A slow, but welcome, process

Digitising land revenue records is going to enhance the process of tax collection.


Editorial July 22, 2014

Whilst the private sector is almost as ‘connected’ as other developing nations, public and government offices have been much slower to embrace the digital revolution. There are many reasons for this — computerised records are harder to falsify and less open to corrupt practices, manual record-keeping is labour intensive and jobs are lost with ‘going digital’ and there is the old-fashioned bureaucratic resistance to change of any sort. The computerisation of land records and revenues has been stoutly resisted everywhere, and thus we note with approval that the Islamabad Capital Territory (ICT) has announced that it is accelerating the process of computerising land revenue records in the rural areas of the capital and plans to complete the process by December 2015.

This project has proceeded at a snail’s pace. It started in 2009 and was due to be completed by June 2013. However, 2015 is ‘better late than never’ and it is reported that IT-qualified staff are being recruited to do the job.

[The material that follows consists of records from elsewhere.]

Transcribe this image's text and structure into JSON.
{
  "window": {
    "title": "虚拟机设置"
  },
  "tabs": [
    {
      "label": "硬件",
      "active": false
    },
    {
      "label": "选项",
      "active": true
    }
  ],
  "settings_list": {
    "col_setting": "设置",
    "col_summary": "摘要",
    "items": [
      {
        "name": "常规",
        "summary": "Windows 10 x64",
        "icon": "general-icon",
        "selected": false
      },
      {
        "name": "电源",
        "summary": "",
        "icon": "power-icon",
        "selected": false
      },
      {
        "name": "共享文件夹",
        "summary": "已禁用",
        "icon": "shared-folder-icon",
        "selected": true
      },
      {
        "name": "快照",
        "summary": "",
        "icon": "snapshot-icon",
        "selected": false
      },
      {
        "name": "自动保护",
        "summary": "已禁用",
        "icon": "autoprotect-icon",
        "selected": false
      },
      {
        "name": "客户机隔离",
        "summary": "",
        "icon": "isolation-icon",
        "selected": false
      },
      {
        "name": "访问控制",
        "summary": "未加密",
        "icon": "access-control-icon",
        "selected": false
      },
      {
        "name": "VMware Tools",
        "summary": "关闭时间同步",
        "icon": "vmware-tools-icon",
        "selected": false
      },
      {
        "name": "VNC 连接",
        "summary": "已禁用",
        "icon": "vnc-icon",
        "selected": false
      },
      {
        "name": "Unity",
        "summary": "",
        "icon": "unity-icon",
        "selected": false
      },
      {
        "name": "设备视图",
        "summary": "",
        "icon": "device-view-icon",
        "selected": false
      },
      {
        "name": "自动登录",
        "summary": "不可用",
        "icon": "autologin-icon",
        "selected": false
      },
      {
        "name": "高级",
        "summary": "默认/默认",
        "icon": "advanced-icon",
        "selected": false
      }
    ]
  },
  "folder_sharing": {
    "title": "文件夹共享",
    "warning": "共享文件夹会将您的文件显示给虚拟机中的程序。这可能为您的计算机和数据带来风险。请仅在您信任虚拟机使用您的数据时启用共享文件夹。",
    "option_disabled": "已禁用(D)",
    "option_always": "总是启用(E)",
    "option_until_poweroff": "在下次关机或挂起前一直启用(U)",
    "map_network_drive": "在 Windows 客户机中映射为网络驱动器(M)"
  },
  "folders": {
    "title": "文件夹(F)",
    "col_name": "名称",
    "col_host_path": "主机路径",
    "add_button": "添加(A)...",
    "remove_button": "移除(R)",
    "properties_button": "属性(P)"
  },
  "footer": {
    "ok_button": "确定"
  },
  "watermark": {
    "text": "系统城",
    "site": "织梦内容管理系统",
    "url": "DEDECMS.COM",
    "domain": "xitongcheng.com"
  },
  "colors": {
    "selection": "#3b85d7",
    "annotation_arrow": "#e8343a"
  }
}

In a country where the shuffling of paper files from desk to desk happens at geologically slow speeds, this is something of a revolution. Digital files are accessible at the click of a mouse, searchable in seconds and there is a trail of digital fingerprints if anybody tries to tamper with them. This is not how the babus like to do things and they will doubtless resist to the very end the changes that are now inevitable.

The digital revolution is one that Pakistan can and must embrace if it is to move forward. There is no shortage of qualified men and women looking for jobs in the IT sector and a workplace stacked with dusty files is slowly becoming a thing of the past. Digitising land revenue records is going to enhance the process of tax collection — itself fought tooth-and-nail — with Pakistan slowly being dragged screaming into the 21st century. ‘Constant change is here to stay’ goes the old adage, and long may it be so.

Published in The Express Tribune, July 23rd, 2014.